An der Südwestflanke der kriegsgeplagten Ukraine spitzt sich die Lage durch rätselhafte Anschläge in der moldauischen Separatistenregion Transnistrien zu.
In dem schmalen, von vielen Russen bewohnten Landstreifen am Fluss Dnister wurde seit Montag das Gebäude der regionalen Staatssicherheit beschossen, zwei Rundfunksendemasten wurden gesprengt. Explosionen gab es angeblich auch in einer Kaserne nahe dem Militärflugplatz von Tiraspol. Der Präsident Transnistriens, Wadim Krasnoselski, sprach am Dienstag von Terroranschlägen. Verletzt wurde den Angaben nach niemand.
Die Ukraine und Russland warfen einander vor, mit solchen Provokationen den Krieg ausweiten zu wollen. Die Präsidentin der Republik Moldau, Maia Sandu, deutete die Unruhe als Ausdruck innerer Konflikte in dem seit 1992 abgespaltenen Separatistengebiet. »Wir sind daran interessiert, dass an den Ufern des Dnister Frieden und Ruhe herrschen«, sagte sie in Chisinau nach Beratungen ihres Sicherheitsrates.

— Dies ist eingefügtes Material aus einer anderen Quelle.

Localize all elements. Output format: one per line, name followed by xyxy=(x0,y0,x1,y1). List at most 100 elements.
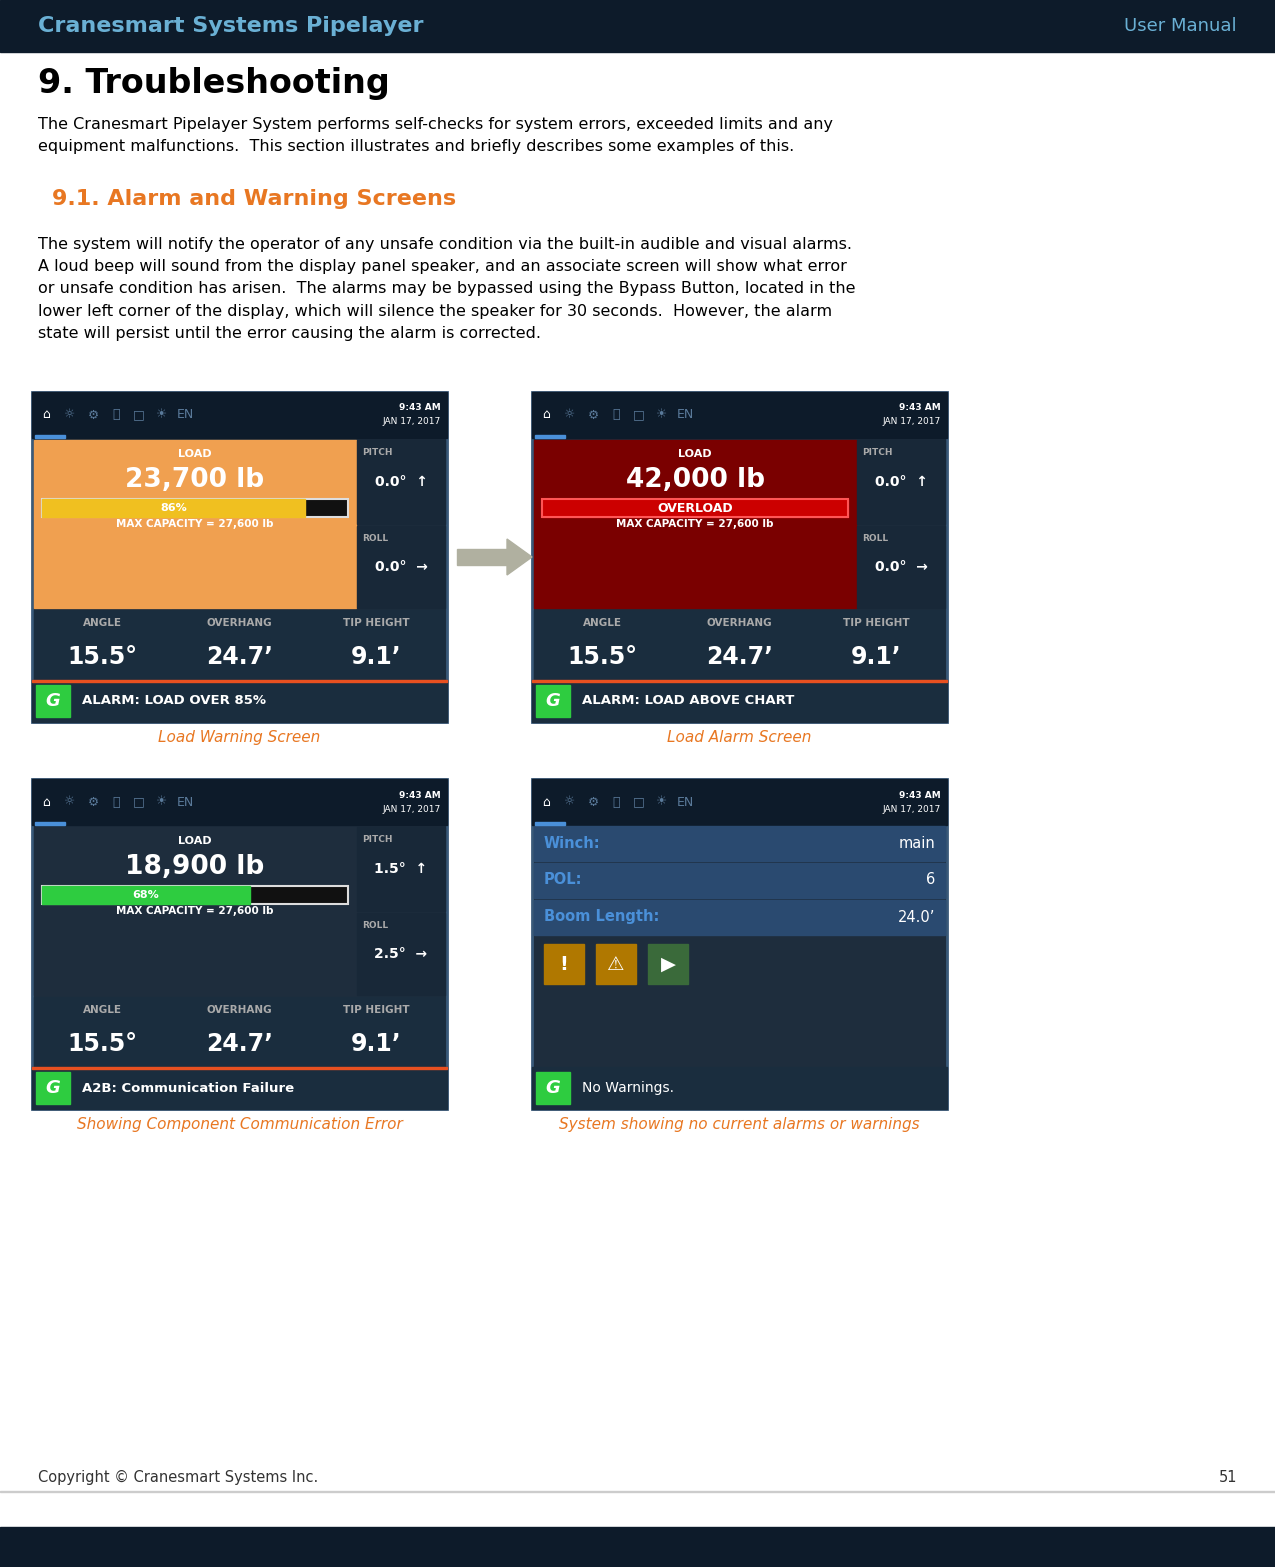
Text: 15.5°: 15.5° xyxy=(68,1033,138,1056)
Text: ⌂: ⌂ xyxy=(42,796,50,809)
Bar xyxy=(532,680,947,722)
Bar xyxy=(532,779,947,1109)
Bar xyxy=(42,498,305,517)
Bar xyxy=(0,0,1275,52)
Text: ⌂: ⌂ xyxy=(42,409,50,422)
Bar xyxy=(309,610,444,679)
Text: ☼: ☼ xyxy=(64,409,75,422)
Text: OVERHANG: OVERHANG xyxy=(207,1004,273,1015)
Bar xyxy=(544,943,584,984)
Bar xyxy=(34,823,65,824)
Text: ⚙: ⚙ xyxy=(588,796,599,809)
Text: Boom Length:: Boom Length: xyxy=(544,909,659,925)
Text: 24.7’: 24.7’ xyxy=(706,646,773,669)
Text: User Manual: User Manual xyxy=(1125,17,1237,34)
Text: ALARM: LOAD OVER 85%: ALARM: LOAD OVER 85% xyxy=(82,694,266,707)
Bar xyxy=(42,885,348,904)
Text: 42,000 lb: 42,000 lb xyxy=(626,467,765,494)
Text: 9:43 AM: 9:43 AM xyxy=(899,790,941,799)
Text: 1.5°  ↑: 1.5° ↑ xyxy=(375,862,427,876)
Text: ☼: ☼ xyxy=(64,796,75,809)
Text: MAX CAPACITY = 27,600 lb: MAX CAPACITY = 27,600 lb xyxy=(116,519,274,530)
Text: G: G xyxy=(46,693,60,710)
Bar xyxy=(671,610,807,679)
Text: No Warnings.: No Warnings. xyxy=(581,1081,674,1095)
Bar xyxy=(808,610,944,679)
Text: 15.5°: 15.5° xyxy=(68,646,138,669)
Bar xyxy=(171,997,307,1066)
Bar xyxy=(595,943,636,984)
Bar xyxy=(32,680,448,682)
Bar xyxy=(42,885,250,904)
Bar xyxy=(456,548,507,566)
Text: JAN 17, 2017: JAN 17, 2017 xyxy=(882,417,941,426)
Text: ROLL: ROLL xyxy=(862,534,889,544)
Bar xyxy=(857,527,945,608)
Text: 0.0°  →: 0.0° → xyxy=(375,559,427,574)
Text: 9.1. Alarm and Warning Screens: 9.1. Alarm and Warning Screens xyxy=(52,190,456,208)
Text: ⚙: ⚙ xyxy=(588,409,599,422)
Text: EN: EN xyxy=(676,409,694,422)
Text: LOAD: LOAD xyxy=(678,450,711,459)
Text: ☀: ☀ xyxy=(657,796,668,809)
Bar xyxy=(532,392,947,439)
Text: The Cranesmart Pipelayer System performs self-checks for system errors, exceeded: The Cranesmart Pipelayer System performs… xyxy=(38,118,833,154)
Bar xyxy=(542,498,848,517)
Text: ☀: ☀ xyxy=(157,796,167,809)
Bar xyxy=(536,823,565,824)
Text: PITCH: PITCH xyxy=(362,835,393,845)
Text: 9. Troubleshooting: 9. Troubleshooting xyxy=(38,67,390,100)
Text: JAN 17, 2017: JAN 17, 2017 xyxy=(382,804,441,813)
Text: ⓘ: ⓘ xyxy=(612,409,620,422)
Bar xyxy=(857,440,945,523)
Text: ☼: ☼ xyxy=(565,796,575,809)
Bar xyxy=(532,680,947,682)
Text: 0.0°  ↑: 0.0° ↑ xyxy=(375,475,427,489)
Bar xyxy=(532,1067,947,1109)
Bar xyxy=(532,779,947,824)
Bar xyxy=(32,1067,448,1069)
Text: The system will notify the operator of any unsafe condition via the built-in aud: The system will notify the operator of a… xyxy=(38,237,856,340)
Text: 68%: 68% xyxy=(133,890,159,899)
Bar xyxy=(357,914,445,995)
Bar xyxy=(0,1526,1275,1567)
Bar xyxy=(42,498,348,517)
Text: G: G xyxy=(46,1080,60,1097)
Text: G: G xyxy=(546,1080,561,1097)
Text: 9.1’: 9.1’ xyxy=(351,1033,402,1056)
Text: Load Warning Screen: Load Warning Screen xyxy=(158,730,320,744)
Text: ROLL: ROLL xyxy=(362,534,388,544)
Text: ANGLE: ANGLE xyxy=(83,1004,122,1015)
Text: !: ! xyxy=(560,954,569,973)
Bar xyxy=(32,392,448,439)
Text: ⚙: ⚙ xyxy=(88,409,98,422)
Text: ☼: ☼ xyxy=(565,409,575,422)
Text: TIP HEIGHT: TIP HEIGHT xyxy=(343,617,409,628)
Bar xyxy=(36,1072,70,1105)
Text: 9:43 AM: 9:43 AM xyxy=(399,403,441,412)
Text: 9:43 AM: 9:43 AM xyxy=(899,403,941,412)
Text: ☀: ☀ xyxy=(657,409,668,422)
Bar xyxy=(36,685,70,718)
Bar xyxy=(542,498,848,517)
Text: 2.5°  →: 2.5° → xyxy=(375,946,427,961)
Text: 0.0°  ↑: 0.0° ↑ xyxy=(875,475,927,489)
Bar xyxy=(534,826,945,860)
Text: ⚙: ⚙ xyxy=(88,796,98,809)
Text: ALARM: LOAD ABOVE CHART: ALARM: LOAD ABOVE CHART xyxy=(581,694,794,707)
Text: Winch:: Winch: xyxy=(544,835,601,851)
Text: 6: 6 xyxy=(926,873,935,887)
Bar xyxy=(357,527,445,608)
Text: PITCH: PITCH xyxy=(362,448,393,458)
Text: ⓘ: ⓘ xyxy=(112,796,120,809)
Text: EN: EN xyxy=(176,796,194,809)
Bar xyxy=(34,997,170,1066)
Text: LOAD: LOAD xyxy=(179,450,212,459)
Text: EN: EN xyxy=(176,409,194,422)
Text: TIP HEIGHT: TIP HEIGHT xyxy=(343,1004,409,1015)
Bar xyxy=(648,943,689,984)
Text: 9:43 AM: 9:43 AM xyxy=(399,790,441,799)
Text: 15.5°: 15.5° xyxy=(567,646,638,669)
Bar xyxy=(536,436,565,439)
Polygon shape xyxy=(507,539,532,575)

Die arme Ex-Sowjetrepublik Moldau orientiert sich unter Sandus Führung in Richtung EU.
Rückhalt der Separatisten in Transnistrien ist ein Kontingent russischer Soldaten, das immer noch dort stationiert ist. Der Waffenstillstand mit Moldau wird von einer Mission der Organisation für Sicherheit und Zusammenarbeit in Europa (OSZE) überwacht. Diese rief alle beteiligten Seiten zu Zurückhaltung und Ruhe auf.
Ukraine warnt vor Aktivierung russischer Truppen
Das ukrainische Militär warnte vor einer Aktivierung russischer Truppen in Transnistrien. »Die Einheiten der russischen Streitkräfte sind in volle Gefechtsbereitschaft versetzt worden«, hieß es in einem am Dienstagabend auf Facebook veröffentlichten Bericht des ukrainischen Generalstabs.

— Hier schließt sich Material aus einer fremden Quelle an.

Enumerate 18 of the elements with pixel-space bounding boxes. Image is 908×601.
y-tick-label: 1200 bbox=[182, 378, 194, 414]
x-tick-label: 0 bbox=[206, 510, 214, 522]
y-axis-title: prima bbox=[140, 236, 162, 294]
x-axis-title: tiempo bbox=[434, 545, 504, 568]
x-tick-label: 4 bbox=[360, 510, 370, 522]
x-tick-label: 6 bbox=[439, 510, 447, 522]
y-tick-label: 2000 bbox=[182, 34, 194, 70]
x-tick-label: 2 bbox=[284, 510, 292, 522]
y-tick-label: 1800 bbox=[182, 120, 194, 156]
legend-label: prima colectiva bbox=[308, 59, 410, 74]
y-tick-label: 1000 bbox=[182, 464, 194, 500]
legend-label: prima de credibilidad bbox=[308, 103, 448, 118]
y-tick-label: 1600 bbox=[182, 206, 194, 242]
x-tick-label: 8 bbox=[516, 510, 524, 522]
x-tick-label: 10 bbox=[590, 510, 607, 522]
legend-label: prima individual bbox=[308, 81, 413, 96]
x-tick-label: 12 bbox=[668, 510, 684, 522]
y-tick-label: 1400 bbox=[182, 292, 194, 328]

Zudem seien auch die Sicherheitskräfte der moldauischen Separatisten in erhöhte Bereitschaft versetzt worden. Tiraspol hatte Kiew vorgeworfen, diese organisiert zu haben. Kiew wies die Vorwürfe zurück und sprach davon, dass der russische Geheimdienst FSB Transnistrien in den russischen Krieg gegen die Ukraine hineinziehen wolle.

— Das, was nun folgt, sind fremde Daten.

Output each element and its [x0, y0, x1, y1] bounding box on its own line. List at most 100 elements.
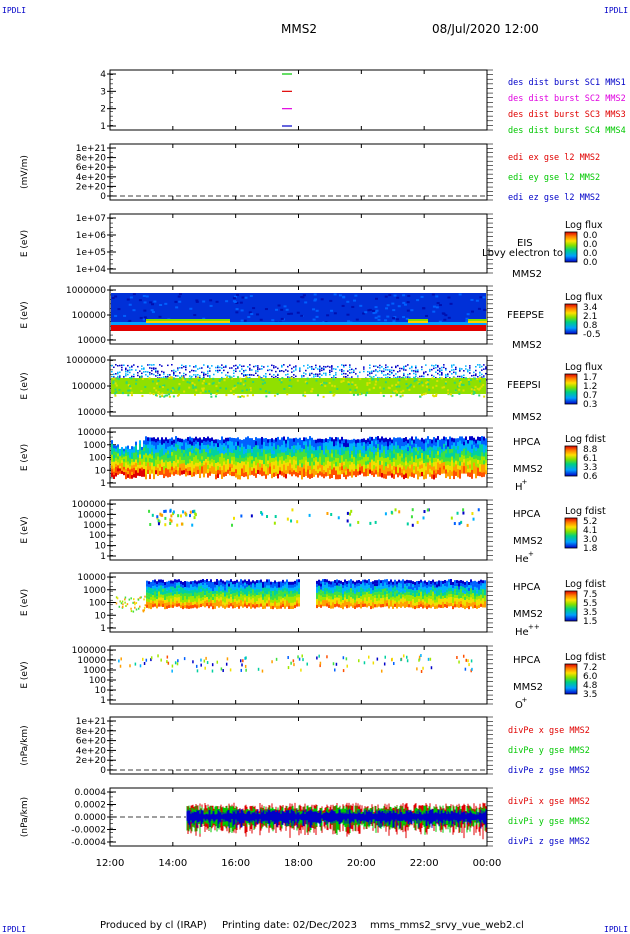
spectrogram-cell-hpca-he2 [444, 600, 446, 605]
spectrogram-cell-hpca-he2 [434, 581, 436, 585]
spectrogram-cell-hpca-he2 [182, 590, 184, 595]
spectrogram-cell-hpca-h [165, 471, 167, 477]
spectrogram-cell-hpca-h [193, 438, 195, 443]
spectrogram-cell-hpca-h [321, 465, 323, 470]
spectrogram-cell-hpca-he2 [254, 602, 256, 606]
spectrogram-cell-hpca-h [479, 437, 481, 442]
spectrogram-cell-feepsi [171, 389, 174, 392]
spectrogram-cell-hpca-he2 [446, 592, 448, 596]
spectrogram-cell-feepsi [462, 383, 465, 386]
spectrogram-cell-feepsi [353, 369, 355, 371]
spectrogram-cell-hpca-h [133, 461, 135, 466]
spectrogram-cell-hpca-he2 [178, 597, 180, 601]
spectrogram-cell-feepsi [436, 380, 439, 383]
spectrogram-cell-hpca-he2 [424, 598, 426, 602]
spectrogram-cell-hpca-h [179, 460, 181, 465]
spectrogram-cell-hpca-h [403, 450, 405, 455]
spectrogram-cell-feepsi [141, 375, 143, 377]
spectrogram-cell-hpca-he2 [200, 588, 202, 593]
spectrogram-cell-hpca-h [127, 467, 129, 472]
spectrogram-cell-feepsi [451, 394, 454, 397]
spectrogram-cell-hpca-h [373, 472, 375, 477]
spectrogram-cell-feepsi [447, 392, 450, 395]
spectrogram-cell-hpca-he2 [266, 600, 268, 604]
spectrogram-cell-hpca-h [145, 466, 147, 471]
spectrogram-cell-hpca-he2 [206, 588, 208, 592]
spectrogram-cell-feepsi [387, 376, 389, 378]
spectrogram-cell-feepsi [185, 366, 187, 369]
ytick-label-divpi: 0.0002 [75, 801, 107, 811]
spectrogram-cell-hpca-h [281, 448, 283, 453]
spectrogram-cell-hpca-he2 [156, 605, 158, 609]
spectrogram-cell-hpca-he2 [414, 581, 416, 586]
spectrogram-cell-hpca-he2 [258, 583, 260, 587]
spectrogram-cell-hpca-he1 [156, 515, 159, 519]
spectrogram-cell-hpca-h [409, 472, 411, 477]
spectrogram-cell-hpca-h [471, 453, 473, 458]
spectrogram-cell-feepsi [333, 368, 335, 370]
spectrogram-cell-feepsi [409, 373, 411, 375]
spectrogram-cell-hpca-he2 [352, 580, 354, 584]
spectrogram-cell-hpca-h [371, 444, 373, 449]
spectrogram-cell-feepsi [389, 370, 391, 373]
spectrogram-cell-hpca-he2 [218, 586, 220, 590]
spectrogram-cell-hpca-h [215, 459, 217, 464]
spectrogram-cell-hpca-h [255, 453, 257, 458]
spectrogram-cell-hpca-h [125, 475, 127, 480]
spectrogram-cell-hpca-h [379, 446, 381, 451]
spectrogram-cell-hpca-h [419, 446, 421, 452]
spectrogram-cell-hpca-h [327, 457, 329, 462]
spectrogram-cell-hpca-h [307, 469, 309, 474]
spectrogram-cell-hpca-h [247, 444, 249, 450]
spectrogram-cell-hpca-he2 [418, 586, 420, 591]
spectrogram-cell-hpca-h [467, 472, 469, 477]
spectrogram-cell-feepsi [203, 373, 205, 375]
spectrogram-cell-hpca-h [179, 453, 181, 458]
spectrogram-cell-hpca-he2 [422, 584, 424, 588]
spectrogram-cell-hpca-he2 [270, 593, 272, 597]
spectrogram-cell-hpca-he2 [444, 594, 446, 599]
spectrogram-cell-hpca-he2 [430, 584, 432, 588]
spectrogram-cell-hpca-he2 [360, 581, 362, 585]
spectrogram-cell-feepsi [363, 368, 365, 370]
spectrogram-cell-feepsi [209, 376, 211, 378]
spectrogram-cell-hpca-he2 [152, 586, 154, 590]
spectrogram-cell-hpca-he2 [174, 579, 176, 583]
spectrogram-cell-hpca-h [119, 451, 121, 455]
spectrogram-cell-hpca-he2 [392, 581, 394, 585]
ytick-label-eis: 1e+07 [76, 214, 106, 224]
spectrogram-cell-hpca-he2 [182, 587, 184, 592]
spectrogram-cell-hpca-h [219, 467, 221, 472]
spectrogram-cell-hpca-h [113, 451, 115, 456]
spectrogram-cell-hpca-he2 [230, 585, 232, 589]
spectrogram-cell-hpca-h [463, 441, 465, 446]
spectrogram-cell-hpca-he2 [368, 582, 370, 586]
ytick-label-hpca_h: 1000 [83, 441, 106, 451]
spectrogram-cell-hpca-h [241, 454, 243, 459]
spectrogram-cell-feepsi [462, 389, 465, 392]
spectrogram-cell-feepsi [197, 368, 199, 370]
spectrogram-cell-hpca-h [157, 464, 159, 469]
spectrogram-cell-feepsi [165, 377, 168, 380]
spectrogram-cell-feepsi [148, 377, 151, 380]
spectrogram-cell-hpca-h [399, 448, 401, 453]
spectrogram-cell-feepsi [188, 377, 191, 380]
spectrogram-cell-feepsi [405, 382, 408, 385]
ytick-label-hpca_h: 10 [95, 466, 107, 476]
spectrogram-cell-hpca-he2 [436, 590, 438, 594]
spectrogram-cell-hpca-h [417, 462, 419, 468]
spectrogram-cell-hpca-he2 [164, 590, 166, 595]
spectrogram-cell-hpca-he2 [320, 583, 322, 587]
spectrogram-cell-hpca-he2 [342, 581, 344, 586]
spectrogram-cell-hpca-he2 [404, 598, 406, 602]
spectrogram-cell-hpca-he2 [262, 599, 264, 603]
spectrogram-cell-hpca-h [481, 448, 483, 453]
spectrogram-cell-hpca-he2 [326, 585, 328, 589]
spectrogram-cell-hpca-h [167, 450, 169, 455]
spectrogram-cell-hpca-he2 [158, 579, 160, 583]
spectrogram-cell-hpca-h [197, 438, 199, 443]
spectrogram-cell-hpca-he2 [426, 596, 428, 601]
spectrogram-cell-hpca-he2 [338, 598, 340, 602]
spectrogram-cell-hpca-h [129, 454, 131, 459]
spectrogram-cell-hpca-he2 [234, 580, 236, 585]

Russischer Raketenangriff beschädigt Eisenbahnbrücke
»Russland will die Region Transnistrien destabilisieren«, schrieb der ukrainische Präsidentenberater Mychajlo Poldoljak auf Telegram. »Die schlechte Nachricht: Wenn die Ukraine fällt, werden russische Truppen morgen vor Chisinau stehen.«
In Kiew wurde an die Äußerung eines russischen Befehlshabers vergangene Woche erinnert, wonach Moskau die ganze Südukraine bis nach Transnistrien unter Kontrolle bringen wolle. Bislang beherrscht die Ukraine die Hafenstadt Odessa und den Küstenstreifen am Schwarzen Meer. Ein russischer Raketenangriff beschädigte am Dienstag aber die Eisenbahnbrücke über die Dnister-Mündung am Schwarzen Meer. Damit reißt eine wichtige Nachschubstrecke für Treibstoff und andere Güter aus dem EU-Land Rumänien ab.
Moskau sei beunruhigt wegen der Nachrichten aus Transnistrien, sagte Kremlsprecher Dmitri Peskow. Der ranghohe russische Parlamentarier Leonid Kalaschnikow sagte: »Die Vorgänge in Transnistrien sind eine Provokation mit dem Ziel, Russland noch tiefer in die Kriegshandlungen in der Region hineinzuziehen.« Die Spuren der Anschläge führten in die Ukraine, sagte Separatistenführer Krasnoselski.